— Мама? — спросил он, не веря в чудо; ждал ее через много лет. И не верил. Ведь вот уже нет отца.
— Да, сынок. Я — твоя мать. — Женщина торопливо вытирала лицо; вернувшись к калитке, внесла во двор сумку и чемодан.
— Ты насовсем? Тебя отпустили?
— Реабилитировали меня, Колюшка!
— А это что? — не понял мальчишка.
— Признали мое наказание незаконным, а меня — невиновной! — пролегла у нее горькая складка у губ и глаз.
— Через столько лет?! А как же мы с бабкой? За что столько вытерпели? — вырвалось с криком. И, что-то поняв, открыл дверь в дом: — Бабуля! Мамка вернулась! Глянь на нее! Насовсем! Невиновна. Очистили! Я ж говорил тебе, ни за что они сидят! — закричал Колька, подталкивая мать в избу. Та оглянулась на улицу, увидела лица сельчан, любопытно уставившихся на нее, и попросила:
— Закрой калитку, Коля! И ворота на засов. Покрепче и понадежней! Нет у нас в деревне ни родни, ни друзей! Хватит жить для всех. Надо для себя. Так-то оно надежней и верней! И от Колымы подальше.

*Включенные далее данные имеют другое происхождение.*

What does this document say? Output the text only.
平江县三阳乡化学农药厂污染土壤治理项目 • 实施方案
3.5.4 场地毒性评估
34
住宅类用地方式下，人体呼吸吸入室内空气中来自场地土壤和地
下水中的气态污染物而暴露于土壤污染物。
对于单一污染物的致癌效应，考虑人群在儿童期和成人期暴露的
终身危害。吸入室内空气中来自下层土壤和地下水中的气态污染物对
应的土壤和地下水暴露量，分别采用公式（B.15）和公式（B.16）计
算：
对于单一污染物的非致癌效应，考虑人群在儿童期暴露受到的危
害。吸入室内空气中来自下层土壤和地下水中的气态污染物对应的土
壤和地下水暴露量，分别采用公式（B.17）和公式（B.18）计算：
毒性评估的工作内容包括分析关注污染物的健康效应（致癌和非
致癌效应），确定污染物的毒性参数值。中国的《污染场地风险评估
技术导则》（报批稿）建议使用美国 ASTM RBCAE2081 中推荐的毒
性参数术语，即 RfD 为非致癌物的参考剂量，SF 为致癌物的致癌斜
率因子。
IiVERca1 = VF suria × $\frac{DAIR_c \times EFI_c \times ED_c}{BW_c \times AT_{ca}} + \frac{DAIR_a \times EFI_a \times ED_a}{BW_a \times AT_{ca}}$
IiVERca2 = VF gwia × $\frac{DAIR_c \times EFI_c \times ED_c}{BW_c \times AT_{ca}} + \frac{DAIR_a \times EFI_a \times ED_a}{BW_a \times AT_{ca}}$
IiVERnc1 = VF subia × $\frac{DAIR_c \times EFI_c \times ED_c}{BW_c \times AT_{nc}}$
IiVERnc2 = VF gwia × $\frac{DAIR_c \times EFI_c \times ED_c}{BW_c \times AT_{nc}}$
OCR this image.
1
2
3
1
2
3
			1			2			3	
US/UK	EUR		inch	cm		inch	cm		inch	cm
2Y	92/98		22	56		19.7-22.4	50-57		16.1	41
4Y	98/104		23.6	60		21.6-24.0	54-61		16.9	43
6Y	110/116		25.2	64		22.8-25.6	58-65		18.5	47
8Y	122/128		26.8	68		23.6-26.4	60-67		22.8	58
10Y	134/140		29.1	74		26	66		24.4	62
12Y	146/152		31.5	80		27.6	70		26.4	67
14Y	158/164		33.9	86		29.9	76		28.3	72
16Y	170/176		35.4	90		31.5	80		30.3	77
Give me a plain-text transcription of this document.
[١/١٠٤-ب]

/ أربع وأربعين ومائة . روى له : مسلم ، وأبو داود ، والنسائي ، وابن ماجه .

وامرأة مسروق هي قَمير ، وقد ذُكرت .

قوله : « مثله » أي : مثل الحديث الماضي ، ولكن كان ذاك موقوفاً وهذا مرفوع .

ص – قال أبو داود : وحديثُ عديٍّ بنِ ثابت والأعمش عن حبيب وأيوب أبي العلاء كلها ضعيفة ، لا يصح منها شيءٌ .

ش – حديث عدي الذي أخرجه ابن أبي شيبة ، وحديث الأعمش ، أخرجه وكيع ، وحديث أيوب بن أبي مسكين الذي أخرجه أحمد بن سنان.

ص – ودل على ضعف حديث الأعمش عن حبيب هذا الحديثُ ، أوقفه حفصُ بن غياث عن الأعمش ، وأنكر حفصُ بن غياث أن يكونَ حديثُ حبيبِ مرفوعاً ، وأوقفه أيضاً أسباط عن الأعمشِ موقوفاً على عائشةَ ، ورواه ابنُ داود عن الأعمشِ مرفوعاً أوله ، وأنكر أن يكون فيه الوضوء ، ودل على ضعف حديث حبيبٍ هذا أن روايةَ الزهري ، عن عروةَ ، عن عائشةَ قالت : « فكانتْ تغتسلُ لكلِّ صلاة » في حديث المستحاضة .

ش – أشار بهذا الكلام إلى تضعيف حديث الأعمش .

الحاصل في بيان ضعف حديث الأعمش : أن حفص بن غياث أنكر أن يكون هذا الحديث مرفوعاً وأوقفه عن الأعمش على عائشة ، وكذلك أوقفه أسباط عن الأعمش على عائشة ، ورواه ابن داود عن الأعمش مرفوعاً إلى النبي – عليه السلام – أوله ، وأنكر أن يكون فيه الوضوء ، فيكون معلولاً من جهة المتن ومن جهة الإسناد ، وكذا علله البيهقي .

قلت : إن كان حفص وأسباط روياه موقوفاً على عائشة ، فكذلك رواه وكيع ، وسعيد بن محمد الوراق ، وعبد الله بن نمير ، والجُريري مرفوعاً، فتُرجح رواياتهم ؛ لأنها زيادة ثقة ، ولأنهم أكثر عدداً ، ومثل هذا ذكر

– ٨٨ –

Мать, едва присев, показала справку о реабилитации.
«Восстановить во всех гражданских правах, на прежнее рабочее место с выплатой обусловленной компенсации за незаконно отбытое наказание в зоне», — прочитал Колька, и слезы душили ему горло.
— Отец твой тоже реабилитирован. Посмертно, — опустила мать голову. И, порывшись в кармане, достала папиросы, закурила.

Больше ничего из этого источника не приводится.